It is easy to feel responsible for something, especially if the apparent facts point a certain way. However, it is important to remember that you know only your side of the story, and even that may not be as accurate as you think it is. For example, if you had two beers over two hours and then got behind the wheel, you might think that would have been enough to make you too drunk to drive. For some people, it would not be, so it is unwise to admit something such as, “I was drunk,” to the police.

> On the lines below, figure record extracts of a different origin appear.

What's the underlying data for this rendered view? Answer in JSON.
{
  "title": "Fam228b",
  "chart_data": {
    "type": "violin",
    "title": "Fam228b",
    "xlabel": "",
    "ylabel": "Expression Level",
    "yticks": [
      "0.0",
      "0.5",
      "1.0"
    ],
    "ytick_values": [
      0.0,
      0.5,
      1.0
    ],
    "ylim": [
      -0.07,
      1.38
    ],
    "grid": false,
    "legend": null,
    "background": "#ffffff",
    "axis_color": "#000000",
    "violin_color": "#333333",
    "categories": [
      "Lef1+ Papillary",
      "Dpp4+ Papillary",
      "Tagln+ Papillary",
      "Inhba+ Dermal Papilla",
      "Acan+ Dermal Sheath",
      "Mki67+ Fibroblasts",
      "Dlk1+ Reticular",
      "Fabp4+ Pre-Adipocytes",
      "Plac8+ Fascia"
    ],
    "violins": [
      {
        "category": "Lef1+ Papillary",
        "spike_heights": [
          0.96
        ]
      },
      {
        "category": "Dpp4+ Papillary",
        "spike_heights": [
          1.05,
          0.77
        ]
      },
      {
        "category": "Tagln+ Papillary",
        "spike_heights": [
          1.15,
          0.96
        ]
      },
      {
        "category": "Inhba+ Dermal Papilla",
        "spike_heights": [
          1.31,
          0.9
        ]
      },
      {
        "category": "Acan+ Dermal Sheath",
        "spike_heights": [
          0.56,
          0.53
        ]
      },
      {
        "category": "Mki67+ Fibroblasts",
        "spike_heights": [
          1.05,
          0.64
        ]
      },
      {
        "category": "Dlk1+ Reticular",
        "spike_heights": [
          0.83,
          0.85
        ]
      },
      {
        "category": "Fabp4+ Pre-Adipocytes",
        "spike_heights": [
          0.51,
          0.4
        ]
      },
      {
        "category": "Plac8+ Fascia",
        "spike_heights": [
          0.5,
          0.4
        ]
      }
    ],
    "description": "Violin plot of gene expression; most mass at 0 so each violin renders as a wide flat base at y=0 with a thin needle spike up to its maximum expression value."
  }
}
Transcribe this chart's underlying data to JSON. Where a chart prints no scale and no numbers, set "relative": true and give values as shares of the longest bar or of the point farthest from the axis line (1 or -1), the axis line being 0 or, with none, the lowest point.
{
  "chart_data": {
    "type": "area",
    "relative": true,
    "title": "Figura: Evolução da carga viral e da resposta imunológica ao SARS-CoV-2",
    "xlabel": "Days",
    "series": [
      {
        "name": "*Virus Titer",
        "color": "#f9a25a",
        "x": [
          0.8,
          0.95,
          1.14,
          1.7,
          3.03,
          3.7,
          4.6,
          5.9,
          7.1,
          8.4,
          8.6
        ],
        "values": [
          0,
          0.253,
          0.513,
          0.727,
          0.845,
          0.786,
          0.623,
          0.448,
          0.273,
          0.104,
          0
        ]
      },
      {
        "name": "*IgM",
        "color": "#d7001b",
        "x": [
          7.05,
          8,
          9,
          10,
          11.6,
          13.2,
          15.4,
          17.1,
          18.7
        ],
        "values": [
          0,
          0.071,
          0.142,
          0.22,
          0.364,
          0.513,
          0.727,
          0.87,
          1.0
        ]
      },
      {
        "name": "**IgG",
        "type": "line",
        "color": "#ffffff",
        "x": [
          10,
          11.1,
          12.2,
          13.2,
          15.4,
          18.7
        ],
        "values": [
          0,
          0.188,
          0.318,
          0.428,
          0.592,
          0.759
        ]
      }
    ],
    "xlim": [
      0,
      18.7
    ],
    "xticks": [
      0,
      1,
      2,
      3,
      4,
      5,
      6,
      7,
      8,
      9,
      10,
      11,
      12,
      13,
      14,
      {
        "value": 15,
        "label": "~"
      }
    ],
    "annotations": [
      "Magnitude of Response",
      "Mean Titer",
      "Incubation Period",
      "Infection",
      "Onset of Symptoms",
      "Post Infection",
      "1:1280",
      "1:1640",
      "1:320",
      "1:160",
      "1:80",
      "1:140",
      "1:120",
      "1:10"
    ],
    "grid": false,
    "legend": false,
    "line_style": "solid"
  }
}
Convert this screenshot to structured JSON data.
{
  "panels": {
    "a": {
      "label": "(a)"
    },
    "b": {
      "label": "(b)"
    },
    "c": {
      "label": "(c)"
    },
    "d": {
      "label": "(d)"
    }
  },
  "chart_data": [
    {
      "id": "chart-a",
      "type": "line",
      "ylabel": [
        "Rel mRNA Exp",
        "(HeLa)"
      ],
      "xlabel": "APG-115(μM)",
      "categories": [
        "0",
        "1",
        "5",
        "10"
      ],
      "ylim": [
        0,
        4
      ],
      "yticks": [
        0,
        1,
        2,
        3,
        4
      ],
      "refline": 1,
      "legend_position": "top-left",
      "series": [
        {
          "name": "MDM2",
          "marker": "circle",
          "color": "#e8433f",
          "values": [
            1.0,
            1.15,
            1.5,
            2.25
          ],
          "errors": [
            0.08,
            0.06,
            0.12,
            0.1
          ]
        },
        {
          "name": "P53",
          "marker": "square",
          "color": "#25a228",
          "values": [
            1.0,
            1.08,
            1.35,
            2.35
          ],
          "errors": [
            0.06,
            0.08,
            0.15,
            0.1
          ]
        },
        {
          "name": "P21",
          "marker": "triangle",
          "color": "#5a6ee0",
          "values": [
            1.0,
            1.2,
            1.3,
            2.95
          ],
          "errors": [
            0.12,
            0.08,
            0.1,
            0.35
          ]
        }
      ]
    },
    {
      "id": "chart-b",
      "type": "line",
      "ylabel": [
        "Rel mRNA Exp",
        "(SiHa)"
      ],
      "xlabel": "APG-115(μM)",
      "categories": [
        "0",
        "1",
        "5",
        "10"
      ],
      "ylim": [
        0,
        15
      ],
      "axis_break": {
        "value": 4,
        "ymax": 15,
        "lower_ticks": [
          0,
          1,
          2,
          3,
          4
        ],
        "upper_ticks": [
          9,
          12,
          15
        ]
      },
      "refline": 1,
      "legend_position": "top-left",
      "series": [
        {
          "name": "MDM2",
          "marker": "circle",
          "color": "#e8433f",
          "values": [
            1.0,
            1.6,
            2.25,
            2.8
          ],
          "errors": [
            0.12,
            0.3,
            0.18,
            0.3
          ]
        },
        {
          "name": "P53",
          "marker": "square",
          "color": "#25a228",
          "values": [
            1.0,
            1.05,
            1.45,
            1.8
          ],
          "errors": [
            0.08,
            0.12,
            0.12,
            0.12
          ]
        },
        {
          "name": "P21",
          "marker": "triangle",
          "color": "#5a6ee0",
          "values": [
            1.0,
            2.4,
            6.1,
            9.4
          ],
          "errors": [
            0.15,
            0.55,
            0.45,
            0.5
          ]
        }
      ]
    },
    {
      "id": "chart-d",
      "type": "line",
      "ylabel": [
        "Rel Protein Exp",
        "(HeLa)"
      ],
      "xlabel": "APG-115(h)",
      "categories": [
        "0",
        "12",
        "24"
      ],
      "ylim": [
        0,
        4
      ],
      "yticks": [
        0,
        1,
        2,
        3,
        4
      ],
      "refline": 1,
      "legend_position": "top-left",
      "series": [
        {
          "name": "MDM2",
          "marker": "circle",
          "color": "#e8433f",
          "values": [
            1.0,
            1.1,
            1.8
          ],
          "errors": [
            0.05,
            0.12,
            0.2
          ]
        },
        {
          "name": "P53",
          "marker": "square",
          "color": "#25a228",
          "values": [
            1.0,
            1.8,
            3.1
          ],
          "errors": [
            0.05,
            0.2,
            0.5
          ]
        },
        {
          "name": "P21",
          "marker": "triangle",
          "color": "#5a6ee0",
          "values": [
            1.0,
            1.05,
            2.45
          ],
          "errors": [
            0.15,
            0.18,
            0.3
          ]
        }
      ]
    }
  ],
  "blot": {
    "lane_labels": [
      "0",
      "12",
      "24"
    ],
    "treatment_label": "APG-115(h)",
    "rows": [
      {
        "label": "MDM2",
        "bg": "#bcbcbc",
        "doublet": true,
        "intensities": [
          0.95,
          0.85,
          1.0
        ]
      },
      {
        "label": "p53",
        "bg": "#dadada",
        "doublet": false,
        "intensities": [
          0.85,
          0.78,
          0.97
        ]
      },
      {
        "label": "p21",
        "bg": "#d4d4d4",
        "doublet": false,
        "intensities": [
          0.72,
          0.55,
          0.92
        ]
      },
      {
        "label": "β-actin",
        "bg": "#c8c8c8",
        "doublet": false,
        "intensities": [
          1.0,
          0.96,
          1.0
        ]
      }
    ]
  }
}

All that said, Massachusetts has a general policy for determining fault in an auto collision. The guidelines say that a driver is more than 50 percent at fault for an accident in situations such as colliding while backing up, colliding while leaving a driveway, failing to signal and colliding into the rear end of another car. The policies are in place to help streamline the insurance process. They are not set in stone, though, and in many cases, both complicated and apparently simple, you can have violated one of the “more than 50 percent at fault” triggers and still recover compensation in court.
Avoid signing anything
Often, when another driver’s insurance company believes an accident was the other driver’s fault, the company will be in a rush to contact you to settle. If you have previously admitted you think the accident was your fault, the insurer may do little (or nothing) to disabuse you of the notion. Thus, it might please you to have any offer at all in a settlement to help pay for your injuries and damage. In reality, it could be that the other driver was clearly at fault and you deserve much more compensation.
Avoid signing anything and committing to anything before you have had a chance to consult with a lawyer. You are under no obligation to answer the other insurer’s questions as to whether you were on your cellphone or what you were thinking about when the accident occurred.